La disposition manifestée par l'Exécutif et les centres officiels, dans le cadre du Forum de dialogue social promu par l'Organisation Internationale du Travail (OIT), confirme le rapprochement du chavisme avec le patronat dans le cadre du « nouveau moment politique » inauguré le 3 janvier, après l'attaque militaire des États-Unis.
Selon le règlement qui les régit, promulgué en février 2018, les CPTT doivent intervenir dans toutes les « entités de travail » pour « promouvoir, évaluer et contrôler les processus de production, d’approvisionnement, de commercialisation et de distribution de biens et services pour satisfaire les besoins des personnes ».
Concernant sa composition, la loi stipule qu'il doit y avoir un « ouvrier de la milice » et comprend parmi ses pouvoirs « la connaissance, l'évaluation et le contrôle des processus de production, d'approvisionnement, de commercialisation et de distribution des produits et services de l'entité de travail ».
L'association patronale Fedecámaras rejette ce chiffre, soulignant qu'il porte atteinte à la propriété privée, au secret industriel et à la tranquillité du milieu de travail. Ils préviennent également que cela fait fuir les investissements, surtout maintenant que le pays ouvre son économie au capital international.
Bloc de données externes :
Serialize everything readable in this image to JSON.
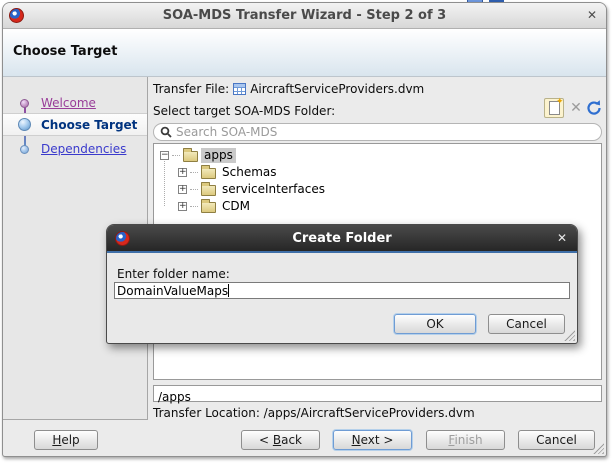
{
  "window": {
    "title": "SOA-MDS Transfer Wizard - Step 2 of 3",
    "header_title": "Choose Target",
    "close_glyph": "✕"
  },
  "sidebar": {
    "items": [
      {
        "label": "Welcome",
        "state": "visited"
      },
      {
        "label": "Choose Target",
        "state": "current"
      },
      {
        "label": "Dependencies",
        "state": "upcoming"
      }
    ]
  },
  "content": {
    "transfer_file_label": "Transfer File:",
    "transfer_file_name": "AircraftServiceProviders.dvm",
    "select_target_label": "Select target SOA-MDS Folder:",
    "search_placeholder": "Search SOA-MDS",
    "tree": {
      "root": "apps",
      "children": [
        "Schemas",
        "serviceInterfaces",
        "CDM"
      ]
    },
    "path_value": "/apps",
    "transfer_location": "Transfer Location: /apps/AircraftServiceProviders.dvm"
  },
  "dialog": {
    "title": "Create Folder",
    "close_glyph": "✕",
    "prompt_label": "Enter folder name:",
    "input_value": "DomainValueMaps",
    "ok_label": "OK",
    "cancel_label": "Cancel"
  },
  "footer": {
    "help": {
      "key": "H",
      "post": "elp"
    },
    "back": {
      "pre": "< ",
      "key": "B",
      "post": "ack"
    },
    "next": {
      "key": "N",
      "post": "ext >"
    },
    "finish": {
      "key": "F",
      "post": "inish"
    },
    "cancel_label": "Cancel"
  },
  "icons": {
    "collapse_minus": "−",
    "expand_plus": "+",
    "new_folder_star": "✦",
    "delete_x": "✕"
  },
  "colors": {
    "accent-blue": "#3f6fa8",
    "link-purple": "#993d99",
    "link-blue": "#3a3acc",
    "step-navy": "#00337f",
    "sphere-blue": "#5b94c9",
    "tree-sel": "#c9c9c9",
    "folder-light": "#f2e9bb",
    "folder-dark": "#dcc97e"
  }
}
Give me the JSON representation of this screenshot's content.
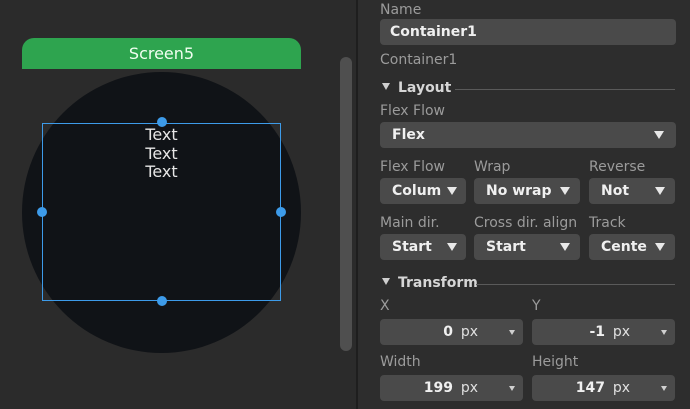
{
  "canvas": {
    "screen_tab_label": "Screen5",
    "text_lines": [
      "Text",
      "Text",
      "Text"
    ]
  },
  "properties": {
    "name_label": "Name",
    "name_value": "Container1",
    "type_caption": "Container1",
    "layout_section": "Layout",
    "flex_flow_label": "Flex Flow",
    "flex_flow_value": "Flex",
    "flex_flow2_label": "Flex Flow",
    "flex_flow2_value": "Colum",
    "wrap_label": "Wrap",
    "wrap_value": "No wrap",
    "reverse_label": "Reverse",
    "reverse_value": "Not",
    "main_dir_label": "Main dir.",
    "main_dir_value": "Start",
    "cross_dir_label": "Cross dir. align",
    "cross_dir_value": "Start",
    "track_label": "Track",
    "track_value": "Cente",
    "transform_section": "Transform",
    "x_label": "X",
    "x_value": "0",
    "x_unit": "px",
    "y_label": "Y",
    "y_value": "-1",
    "y_unit": "px",
    "width_label": "Width",
    "width_value": "199",
    "width_unit": "px",
    "height_label": "Height",
    "height_value": "147",
    "height_unit": "px"
  },
  "colors": {
    "screen_tab": "#2ea44f",
    "selection": "#3d9be9",
    "round_screen": "#101317",
    "panel_bg": "#2d2d2d",
    "field_bg": "#4a4a4a"
  },
  "icons": [
    "dropdown-caret-icon",
    "section-collapse-triangle-icon",
    "selection-handle-icon"
  ]
}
La Commission d'enquête de l'OIT, considérée comme le plus haut mécanisme d'enquête de l'institution pour les cas graves de violations du droit du travail, est favorable à la suppression du CPTT. Cependant, le parti au pouvoir rejette cette idée, arguant qu'il y en a environ 40 000, raison pour laquelle il lui serait difficile de les effacer d'un seul coup.
Les hommes d'affaires vénézuéliens préféreraient que le CPTT ne s'applique qu'aux entités publiques et que s'ils continuent à agir dans le secteur privé, leurs fonctions soient limitées à des questions telles que le secret industriel et les projets de gestion.
Dans un délai n'excédant pas 15 jours, le projet de règlement de la CPTT doit être présenté à la table du dialogue social. L'organisation patronale souligne le ton conciliant du nouveau ministre du Travail, Carlos Castillo, nommé par la présidente par intérim Delcy Rodríguez il y a un peu plus de deux mois.
Le contenu du texte servira à mesurer la portée des changements que Rodríguez peut apporter sur le lieu de travail.